Chvrches Is Seeking Mass Converts With Its Big New Album

The Scottish group's sophomore album, out today, makes clear that they're no fluke.
The electropop trio  brings a DIY fierceness to its highsheen music.
Jacopo Benassi for WIRED

If you buy something using links in our stories, we may earn a commission. Learn more.

When it came time for Chvrches to record the follow-up to its acclaimed 2013 debut, The Bones of What You Believe, conventional wisdom dictated that the Scottish synth-pop group would go big. But while other bands might have sought a legendary producer or studio for their sophomore release, Chvrches returned to the converted Glasgow flat where it had recorded The Bones. Every dollar that would have gone to studio rentals and production fees instead went toward upgrading recording gear—and the result, Every Open Eye, out today, cements the group as today’s heir apparent to Depeche Mode, New Order, and other titans of British electronic music.

While the first album was composed with three keyboards and a microphone, Chvrches more than quadrupled the instrumental arsenal for Every Open Eye. That diversity begot a record that feels current while still acknowledging the band’s diverse influences. (It has covered both Bauhaus and Prince in concert.) From the cascading loops of “Never Ending Circles” to the synth walls of “Clearest Blue,” it’s a maelstrom of pop energy—and at its center is singer Lauren Mayberry, whose ability to fashion her ethereal voice into a soaring brute-force weapon makes her a modern-day Annie Lennox.

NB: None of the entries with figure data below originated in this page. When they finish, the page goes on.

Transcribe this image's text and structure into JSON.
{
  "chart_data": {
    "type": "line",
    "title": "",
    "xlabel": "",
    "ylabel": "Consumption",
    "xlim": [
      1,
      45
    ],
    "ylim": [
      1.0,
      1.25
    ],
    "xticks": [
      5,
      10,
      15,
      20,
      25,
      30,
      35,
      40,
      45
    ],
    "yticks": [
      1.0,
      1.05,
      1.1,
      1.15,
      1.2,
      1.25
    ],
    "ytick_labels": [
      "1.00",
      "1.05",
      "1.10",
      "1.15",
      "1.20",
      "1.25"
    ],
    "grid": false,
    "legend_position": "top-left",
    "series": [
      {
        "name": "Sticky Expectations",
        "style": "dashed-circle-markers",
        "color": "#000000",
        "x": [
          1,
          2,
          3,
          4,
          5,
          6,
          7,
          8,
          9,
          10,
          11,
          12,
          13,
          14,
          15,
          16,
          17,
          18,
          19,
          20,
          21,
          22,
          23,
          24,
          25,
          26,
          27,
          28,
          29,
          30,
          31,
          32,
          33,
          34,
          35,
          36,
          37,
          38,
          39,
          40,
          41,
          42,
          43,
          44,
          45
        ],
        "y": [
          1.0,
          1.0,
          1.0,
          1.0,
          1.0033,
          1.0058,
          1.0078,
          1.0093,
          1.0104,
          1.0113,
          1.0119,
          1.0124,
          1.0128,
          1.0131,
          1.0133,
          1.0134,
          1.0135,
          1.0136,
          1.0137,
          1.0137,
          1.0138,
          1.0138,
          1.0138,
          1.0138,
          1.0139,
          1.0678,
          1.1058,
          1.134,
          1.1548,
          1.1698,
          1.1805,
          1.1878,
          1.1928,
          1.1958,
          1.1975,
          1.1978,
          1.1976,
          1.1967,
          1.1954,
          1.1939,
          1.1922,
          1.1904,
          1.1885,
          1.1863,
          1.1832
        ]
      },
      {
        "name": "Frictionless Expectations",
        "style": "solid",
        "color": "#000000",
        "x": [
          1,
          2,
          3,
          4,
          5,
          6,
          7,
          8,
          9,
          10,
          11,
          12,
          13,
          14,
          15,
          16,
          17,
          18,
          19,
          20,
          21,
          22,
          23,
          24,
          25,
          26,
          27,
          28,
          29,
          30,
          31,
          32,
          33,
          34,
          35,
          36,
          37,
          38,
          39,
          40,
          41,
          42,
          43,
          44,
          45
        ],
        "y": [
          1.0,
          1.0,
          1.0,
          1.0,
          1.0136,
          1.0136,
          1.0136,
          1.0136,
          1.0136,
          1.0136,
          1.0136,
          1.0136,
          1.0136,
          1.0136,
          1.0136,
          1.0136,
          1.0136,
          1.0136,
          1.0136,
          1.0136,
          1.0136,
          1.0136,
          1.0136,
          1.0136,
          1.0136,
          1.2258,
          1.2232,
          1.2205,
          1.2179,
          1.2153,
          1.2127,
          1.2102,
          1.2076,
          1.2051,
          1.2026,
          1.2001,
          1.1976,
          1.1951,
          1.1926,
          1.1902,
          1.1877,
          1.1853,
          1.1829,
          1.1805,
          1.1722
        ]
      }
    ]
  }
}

But while its sound is bigger, Chvrches kept some things the same. “Martin always jokes that the first record is your footprint in the sand,” Mayberry says about bandmate Martin Doherty, “and your second record has to hold true to those ideals.” The band has recaptured and distilled the insane catchiness of its debut—and this time, even more people are bound to hear its call to worship.